Por Gino Martins Borges Bastos
Vivemos em uma sociedade dividida. Os polos se enfrentam com discursos inflamados, mas basta olhar para trás para perceber que muitos que hoje defendem uma posição ontem estiveram no lado oposto. A troca de lugares não dissolve a polarização, ela apenas a repete, com novas cores e slogans.
As vozes que hoje se erguem em uníssono não pedem reflexão, pedem rendição. Querem que troquemos o peso do pensamento pelo conforto da obediência. Mas o ser humano só floresceu quando ousou duvidar. A dúvida foi o motor da ciência, a centelha da arte, a alma da civilização.
Nesse cenário, o cidadão comum é arrastado por forças que não convidam ao pensamento, mas à submissão. É mais fácil seguir a linha imposta do que sustentar a solidão de uma reflexão própria. E assim, pouco a pouco, vamos abdicando daquilo que nos fez humanos: a capacidade de duvidar.
A história nos mostra que nenhum avanço, seja científico, artístico ou social, nasceu da aceitação passiva.
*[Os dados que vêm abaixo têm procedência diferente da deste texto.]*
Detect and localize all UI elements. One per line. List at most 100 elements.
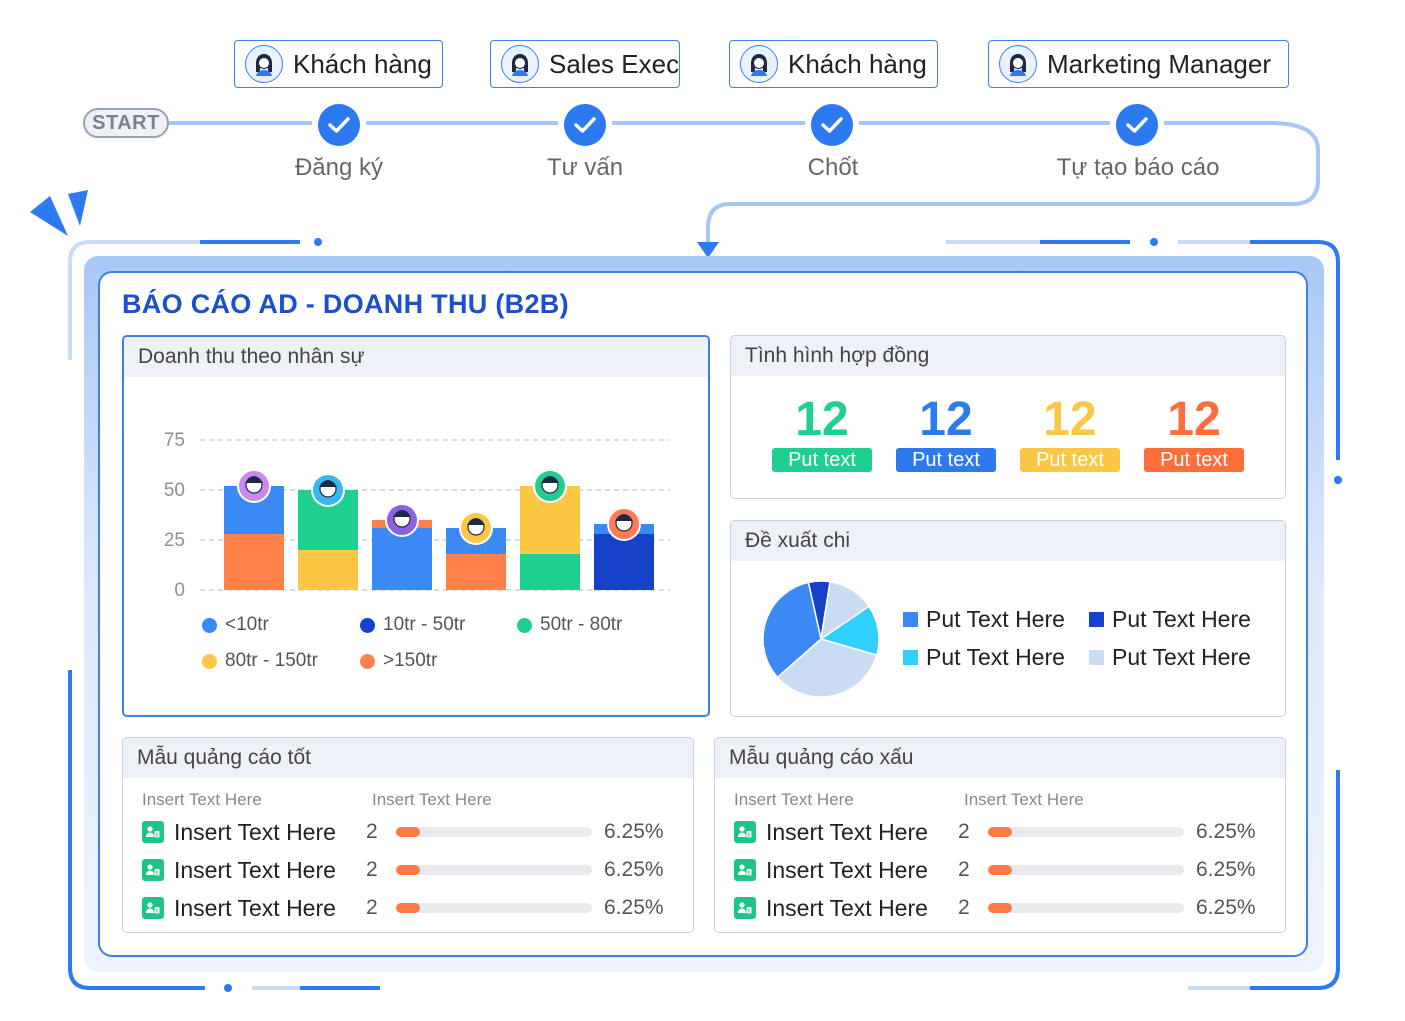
legend-item: 50tr - 80tr bbox=[517, 614, 622, 636]
table-row[interactable]: $ Insert Text Here 2 6.25% bbox=[734, 817, 1256, 847]
column-header: Insert Text Here bbox=[372, 790, 492, 809]
row-percent: 6.25% bbox=[1196, 858, 1256, 881]
legend-dot bbox=[202, 617, 217, 633]
pie-legend-item: Put Text Here bbox=[1089, 644, 1251, 671]
bar-segment bbox=[520, 554, 580, 590]
card-title: Tình hình hợp đồng bbox=[745, 344, 930, 367]
legend-label: Put Text Here bbox=[1112, 606, 1251, 632]
y-tick-label: 75 bbox=[164, 430, 185, 451]
row-percent: 6.25% bbox=[1196, 820, 1256, 843]
progress-bar bbox=[988, 865, 1184, 875]
legend-dot bbox=[517, 617, 532, 633]
revenue-bar-chart: 0 25 50 75 bbox=[164, 430, 670, 601]
legend-swatch bbox=[903, 650, 918, 665]
svg-text:$: $ bbox=[747, 908, 750, 914]
table-row[interactable]: $ Insert Text Here 2 6.25% bbox=[734, 855, 1256, 885]
svg-text:$: $ bbox=[747, 832, 750, 838]
progress-bar bbox=[396, 903, 592, 913]
row-name: Insert Text Here bbox=[174, 894, 336, 921]
table-row[interactable]: $ Insert Text Here 2 6.25% bbox=[142, 855, 664, 885]
row-name: Insert Text Here bbox=[766, 856, 928, 883]
row-count: 2 bbox=[366, 896, 378, 919]
row-count: 2 bbox=[366, 858, 378, 881]
stat-tag: Put text bbox=[1144, 448, 1244, 472]
stat-yellow: 12 Put text bbox=[1020, 392, 1120, 472]
legend-item: <10tr bbox=[202, 614, 269, 636]
stat-tag: Put text bbox=[896, 448, 996, 472]
progress-fill bbox=[988, 903, 1012, 913]
table-row[interactable]: $ Insert Text Here 2 6.25% bbox=[142, 893, 664, 923]
legend-dot bbox=[360, 653, 375, 669]
legend-label: Put Text Here bbox=[926, 644, 1065, 670]
card-title: Mẫu quảng cáo tốt bbox=[137, 746, 311, 769]
legend-item: 10tr - 50tr bbox=[360, 614, 465, 636]
legend-label: 10tr - 50tr bbox=[383, 614, 466, 635]
row-name: Insert Text Here bbox=[174, 818, 336, 845]
table-row[interactable]: $ Insert Text Here 2 6.25% bbox=[142, 817, 664, 847]
card-title: Đề xuất chi bbox=[745, 529, 851, 552]
report-title: BÁO CÁO AD - DOANH THU (B2B) bbox=[122, 289, 569, 319]
progress-fill bbox=[988, 827, 1012, 837]
progress-bar bbox=[988, 903, 1184, 913]
bar-segment bbox=[298, 550, 358, 590]
row-name: Insert Text Here bbox=[766, 818, 928, 845]
bar-segment bbox=[372, 528, 432, 590]
progress-fill bbox=[396, 865, 420, 875]
table-row[interactable]: $ Insert Text Here 2 6.25% bbox=[734, 893, 1256, 923]
column-header: Insert Text Here bbox=[142, 790, 262, 809]
legend-dot bbox=[360, 617, 375, 633]
svg-text:$: $ bbox=[155, 908, 158, 914]
row-count: 2 bbox=[958, 820, 970, 843]
ad-users-icon: $ bbox=[734, 821, 756, 843]
svg-text:$: $ bbox=[747, 870, 750, 876]
pie-legend-item: Put Text Here bbox=[903, 606, 1065, 633]
pie-legend-item: Put Text Here bbox=[903, 644, 1065, 671]
bar-segment bbox=[224, 534, 284, 590]
progress-fill bbox=[396, 827, 420, 837]
bar-segment bbox=[594, 534, 654, 590]
row-percent: 6.25% bbox=[604, 820, 664, 843]
ad-users-icon: $ bbox=[734, 897, 756, 919]
pie-legend-item: Put Text Here bbox=[1089, 606, 1251, 633]
legend-swatch bbox=[1089, 650, 1104, 665]
svg-text:$: $ bbox=[155, 832, 158, 838]
row-percent: 6.25% bbox=[604, 858, 664, 881]
progress-fill bbox=[988, 865, 1012, 875]
legend-label: Put Text Here bbox=[1112, 644, 1251, 670]
legend-label: >150tr bbox=[383, 650, 438, 671]
stat-tag: Put text bbox=[772, 448, 872, 472]
bar-segment bbox=[446, 554, 506, 590]
card-title: Doanh thu theo nhân sự bbox=[138, 345, 365, 368]
row-percent: 6.25% bbox=[1196, 896, 1256, 919]
stat-green: 12 Put text bbox=[772, 392, 872, 472]
spend-pie-chart bbox=[762, 580, 880, 698]
progress-fill bbox=[396, 903, 420, 913]
ad-users-icon: $ bbox=[142, 859, 164, 881]
ad-users-icon: $ bbox=[734, 859, 756, 881]
column-header: Insert Text Here bbox=[964, 790, 1084, 809]
svg-text:$: $ bbox=[155, 870, 158, 876]
ad-users-icon: $ bbox=[142, 821, 164, 843]
ad-users-icon: $ bbox=[142, 897, 164, 919]
legend-dot bbox=[202, 653, 217, 669]
legend-label: Put Text Here bbox=[926, 606, 1065, 632]
row-count: 2 bbox=[958, 858, 970, 881]
progress-bar bbox=[396, 865, 592, 875]
row-percent: 6.25% bbox=[604, 896, 664, 919]
legend-item: >150tr bbox=[360, 650, 437, 672]
y-tick-label: 25 bbox=[164, 530, 185, 551]
progress-bar bbox=[988, 827, 1184, 837]
stat-tag: Put text bbox=[1020, 448, 1120, 472]
row-name: Insert Text Here bbox=[174, 856, 336, 883]
row-count: 2 bbox=[958, 896, 970, 919]
row-count: 2 bbox=[366, 820, 378, 843]
legend-label: <10tr bbox=[225, 614, 269, 635]
stat-value: 12 bbox=[919, 393, 973, 446]
legend-label: 50tr - 80tr bbox=[540, 614, 623, 635]
stat-value: 12 bbox=[1167, 393, 1221, 446]
card-title: Mẫu quảng cáo xấu bbox=[729, 746, 914, 769]
y-tick-label: 50 bbox=[164, 480, 185, 501]
stat-blue: 12 Put text bbox=[896, 392, 996, 472]
stat-value: 12 bbox=[1043, 393, 1097, 446]
legend-item: 80tr - 150tr bbox=[202, 650, 318, 672]
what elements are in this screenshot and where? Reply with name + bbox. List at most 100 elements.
Tudo o que conquistamos como civilização foi fruto de perguntas incômodas, da recusa em tomar o “óbvio” como definitivo. Foi a dúvida que abriu mares, ergueu cidades, inventou caminhos.
Hoje, porém, o questionamento é tratado como ameaça. Vozes dominantes impõem verdades prontas, transformando o debate em trincheira, a crítica em inimiga. De ambos os lados, exige-se adesão cega. E nesse movimento, o que se perde é a própria condição humana que se vê mutilada.
Estamos, portanto, diante de um retrocesso civilizatório. Não aquele que se mede por estatísticas ou indicadores, mas o que se sente no ar: a renúncia da dúvida, o silêncio da consciência, a corrosão do pensamento crítico.
Ainda assim, não é o fim da história. O tempo de sombras também registra resistências. Elas não aparecem em palavras de ordem, nem em frases prontas de redes sociais, mas nos gestos discretos de quem insiste em pensar, em questionar, em amar a humanidade pela via da dignidade.
Porque nenhuma polarização é capaz de calar para sempre a voz íntima da consciência. Ela pode ser abafada, ridicularizada, adiada, mas voltará, como a aurora que ressurge, inevitável, após a noite mais longa.
E talvez seja exatamente esse o nosso compromisso com o presente: não entregar o futuro às certezas impostas, mas devolvê-lo à dúvida que nos mantém vivos.